Lawsuits fly to determine ownership of 'Tribeca'


The geographical locale of Tribeca has been around almost as long as the city of New York itself, and the geographical designation of "Tribeca" has a somewhat community-based, grassroots history. But the fight over the use of "Tribeca" -- at least in connection with film festivals -- is only getting started.

On the surface, the current scuffle looks like a David-and-Goliath setup. Longtime Tribeca resident Chuck Harris purchased the domain name in 1995, and in 2006 he decided to use it to start a short-film festival, calling his group the Tribeca Network and applying for trademarks. Today, his low-budget operation (pictured above) allows users to post video and other multimedia, on which registered visitors may vote.

In the other corner is the Tribeca Film Festival -- and its organizers, whose imprimatur has been apparent on film festivals in New York since 2002 -- which has become a major machine for film and the arts in New York.
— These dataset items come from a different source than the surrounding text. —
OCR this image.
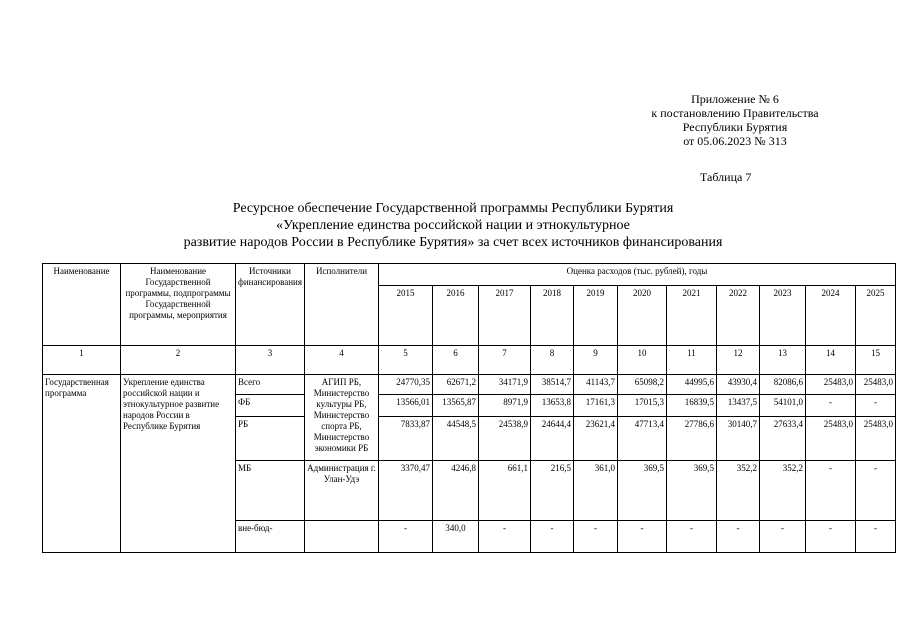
Приложение № 6
к постановлению Правительства
Республики Бурятия
от 05.06.2023 № 313
Таблица 7
Ресурсное обеспечение Государственной программы Республики Бурятия
«Укрепление единства российской нации и этнокультурное
развитие народов России в Республике Бурятия» за счет всех источников финансирования
Наименование	Наименование Государственной программы, подпрограммы Государственной программы, мероприятия	Источники финансирования	Исполнители	Оценка расходов (тыс. рублей), годы										
				2015	2016	2017	2018	2019	2020	2021	2022	2023	2024	2025
1	2	3	4	5	6	7	8	9	10	11	12	13	14	15
Государственная программа	Укрепление единства российской нации и этнокультурное развитие народов России в Республике Бурятия	Всего	АГИП РБ, Министерство культуры РБ, Министерство спорта РБ, Министерство экономики РБ	24770,35	62671,2	34171,9	38514,7	41143,7	65098,2	44995,6	43930,4	82086,6	25483,0	25483,0
		ФБ		13566,01	13565,87	8971,9	13653,8	17161,3	17015,3	16839,5	13437,5	54101,0	-	-
		РБ		7833,87	44548,5	24538,9	24644,4	23621,4	47713,4	27786,6	30140,7	27633,4	25483,0	25483,0
		МБ	Администрация г. Улан-Удэ	3370,47	4246,8	661,1	216,5	361,0	369,5	369,5	352,2	352,2	-	-
		вне-бюд-		-	340,0	-	-	-	-	-	-	-	-	-
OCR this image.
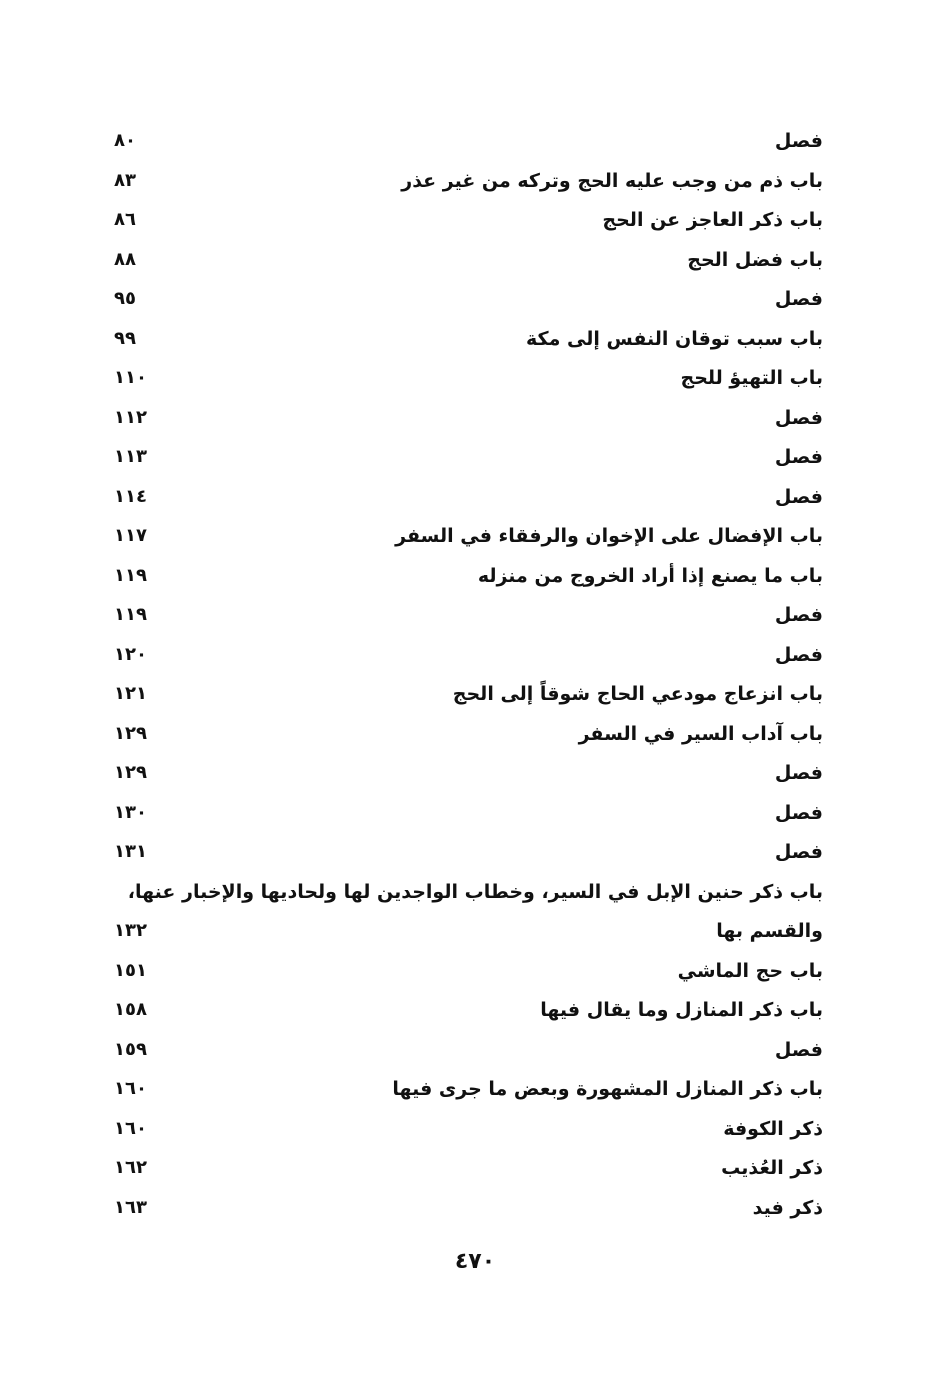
فصل
٨٠
باب ذم من وجب عليه الحج وتركه من غير عذر
٨٣
باب ذكر العاجز عن الحج
٨٦
باب فضل الحج
٨٨
فصل
٩٥
باب سبب توقان النفس إلى مكة
٩٩
باب التهيؤ للحج
١١٠
فصل
١١٢
فصل
١١٣
فصل
١١٤
باب الإفضال على الإخوان والرفقاء في السفر
١١٧
باب ما يصنع إذا أراد الخروج من منزله
١١٩
فصل
١١٩
فصل
١٢٠
باب انزعاج مودعي الحاج شوقاً إلى الحج
١٢١
باب آداب السير في السفر
١٢٩
فصل
١٢٩
فصل
١٣٠
فصل
١٣١
باب ذكر حنين الإبل في السير، وخطاب الواجدين لها ولحاديها والإخبار عنها،
والقسم بها
١٣٢
باب حج الماشي
١٥١
باب ذكر المنازل وما يقال فيها
١٥٨
فصل
١٥٩
باب ذكر المنازل المشهورة وبعض ما جرى فيها
١٦٠
ذكر الكوفة
١٦٠
ذكر العُذيب
١٦٢
ذكر فيد
١٦٣
٤٧٠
Tribeca fest organizers also have secured seven trademark registrations for entities that include the "Tribeca" name, and when they learned of Harris' new enterprise at the end of 2006, they sent him a cease-and-desist letter for trademark infringement. "It messed up my holiday weekend," Harris says.

After a federal lawsuit was filed in late January, Harris countersued for harassment. Legally, Harris is on shaky ground. "If this were 'Tribeca Contracting' or 'Tribeca Plumbing,' there wouldn't be an issue," says intellectual property lawyer Susan Hollander, a partner at Manatt Phelps & Phillips. Instead, she says, the idea of "Tribeca" and "film" has become linked to the Tribeca Film Festival, and jumping on the bandwagon might cause confusion.

In a statement, a Tribeca spokesperson agrees: "We feel that their launching properties such as 'Tribeca Shorts Film Festival' creates confusion with the public and sounds like the initiatives are part of the Tribeca Film Festival, Tribeca Film Center and Tribeca Enterprises."

Tribeca has been proactive in this area before, issuing a similar complaint to the Tribeca Underground Film Festival in 2004. That group eventually changed its name to Be Film: The Underground Festival.

"People are easily confused. That's a valid concern," says Jeffrey Abramson, vp film for the 12-year-old Gen Art Film Festival, which, like Tribeca Network, features an online competition.

Since word of the letter got out, Harris says visits to the site have shot up. Meanwhile, has drifted even farther from a neighborhood connection. "Less than 10% of what's on our site now is generated in (Tribeca)," he says. "It's a worldwide thing now."

Although it's easy to paint the Tribeca Film Festival as a giant trying to eat up as much territory as it can, the fact is that it was running as a successful, trademarked fest for several years before Harris made his move.

Hollander says it's classic trademark infringement. "This is (the Tribeca Film Festival) protecting their (trademark). If you don't police your mark, it's harder and harder to stop other people from using it."

Nonetheless, Harris remains undaunted. "We're going to fight as long as we can," he says. "I don't think they can win this case, but that doesn't mean they can't make us spend an enormous amount of money."